The Invesco Limited Term Municipal Income Fund demonstrated robust performance, with its Class A shares at Net Asset Value (NAV) surpassing the S&P Municipal Bond Investment Grade Short Intermediate Index. This positive showing occurred within a dynamic market landscape characterized by significant municipal bond issuance and shifts in monetary policy. The fund's strategy involves a constructive approach to duration and a positive outlook on credit quality, reflecting the overall health of the municipal market.
During the fourth quarter of 2025, the municipal market witnessed considerable activity. New municipal bond issuances totaled an impressive $143 billion for the quarter. More broadly, the year concluded with a record-breaking $584 billion in new issuances, exceeding the previous year's record of $509 billion. This surge in issuance highlights strong demand and continued investment opportunities within the municipal sector. Simultaneously, the US Federal Reserve adjusted its monetary policy by implementing two interest rate reductions of 0.25% each in October and December.
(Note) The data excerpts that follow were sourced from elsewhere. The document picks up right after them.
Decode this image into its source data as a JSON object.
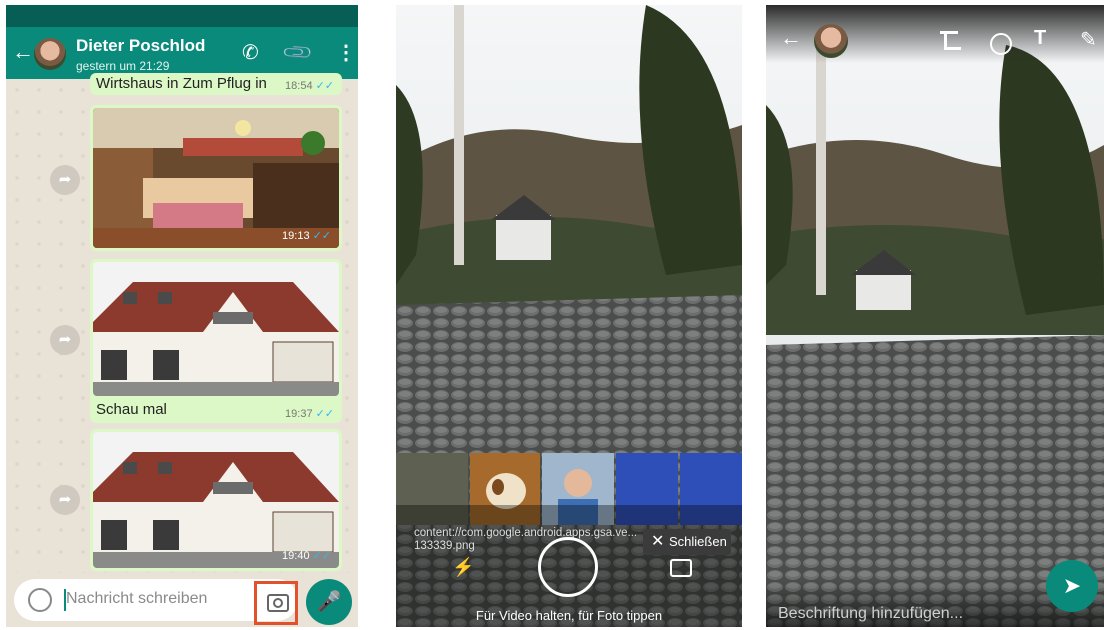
{
  "chat": {
    "contact_name": "Dieter Poschlod",
    "last_seen": "gestern um 21:29",
    "messages": [
      {
        "caption": "Wirtshaus in Zum Pflug in",
        "time": "18:54"
      },
      {
        "time": "19:13"
      },
      {
        "caption": "Schau mal",
        "time": "19:37"
      },
      {
        "time": "19:40"
      }
    ],
    "input_placeholder": "Nachricht schreiben",
    "icons": {
      "back": "arrow-left-icon",
      "call": "phone-icon",
      "attach": "paperclip-icon",
      "menu": "more-vert-icon",
      "emoji": "emoji-icon",
      "camera": "camera-icon",
      "mic": "mic-icon",
      "forward": "forward-icon"
    },
    "colors": {
      "header": "#0a8a7a",
      "bubble": "#dcf8c6",
      "highlight": "#e2502c"
    }
  },
  "camera": {
    "content_path": "content://com.google.android.apps.gsa.ve... 133339.png",
    "close_label": "Schließen",
    "hint": "Für Video halten, für Foto tippen",
    "icons": {
      "flash": "flash-icon",
      "shutter": "shutter-icon",
      "switch": "switch-camera-icon",
      "close": "close-icon"
    }
  },
  "editor": {
    "caption_placeholder": "Beschriftung hinzufügen...",
    "text_tool": "T",
    "icons": {
      "back": "arrow-left-icon",
      "crop": "crop-icon",
      "emoji": "emoji-icon",
      "text": "text-icon",
      "draw": "pencil-icon",
      "send": "send-icon"
    }
  }
}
These rate cuts likely influenced the bond market by making existing bonds with higher yields more attractive and potentially stimulating further economic activity.
The fund's management maintains a favorable perspective on bond duration, seeking to strategically incorporate longer-term securities into its portfolio when market conditions are appropriate and in line with established prospectus guidelines. This selective approach aims to optimize returns while managing risk. Furthermore, a confident stance is held regarding the fundamental strength of the municipal market. This optimism is underpinned by the consistent trend of credit rating upgrades outnumbering downgrades, indicating an improving credit profile across municipal entities. Such positive credit fundamentals typically contribute to greater stability and attractiveness for investors in municipal bonds.
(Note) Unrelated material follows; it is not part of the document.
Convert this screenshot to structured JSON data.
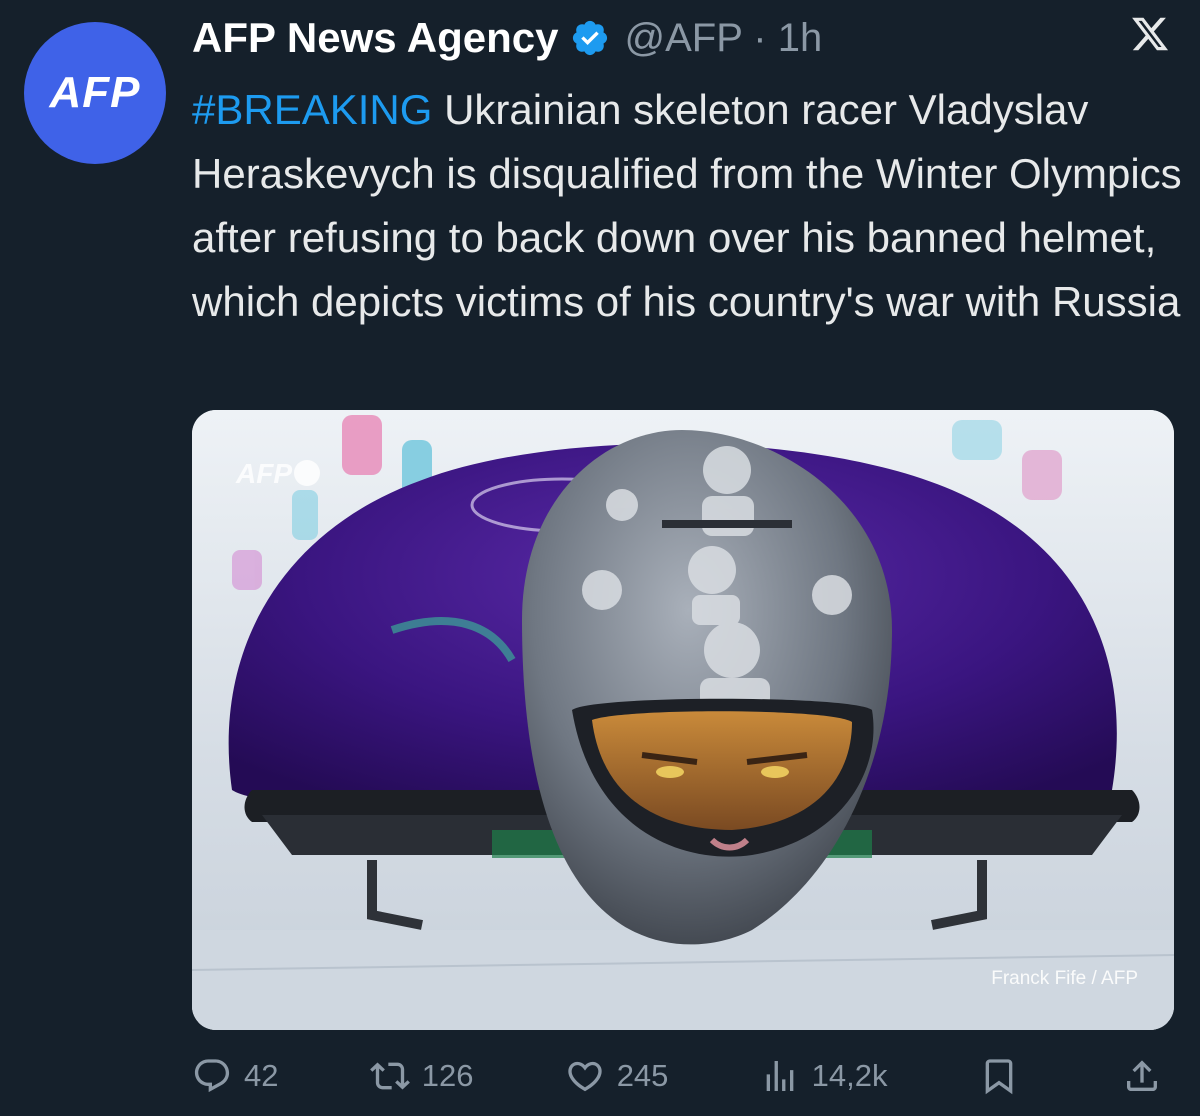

Looking ahead, the fund continues to monitor market developments closely, including potential future actions by the Federal Reserve and ongoing trends in municipal credit. The strategic objective remains to capitalize on favorable market conditions and maintain a well-positioned portfolio that aligns with its investment goals. The blend of prudent duration management and a focus on strong credit fundamentals is expected to support the fund's performance in the evolving financial environment.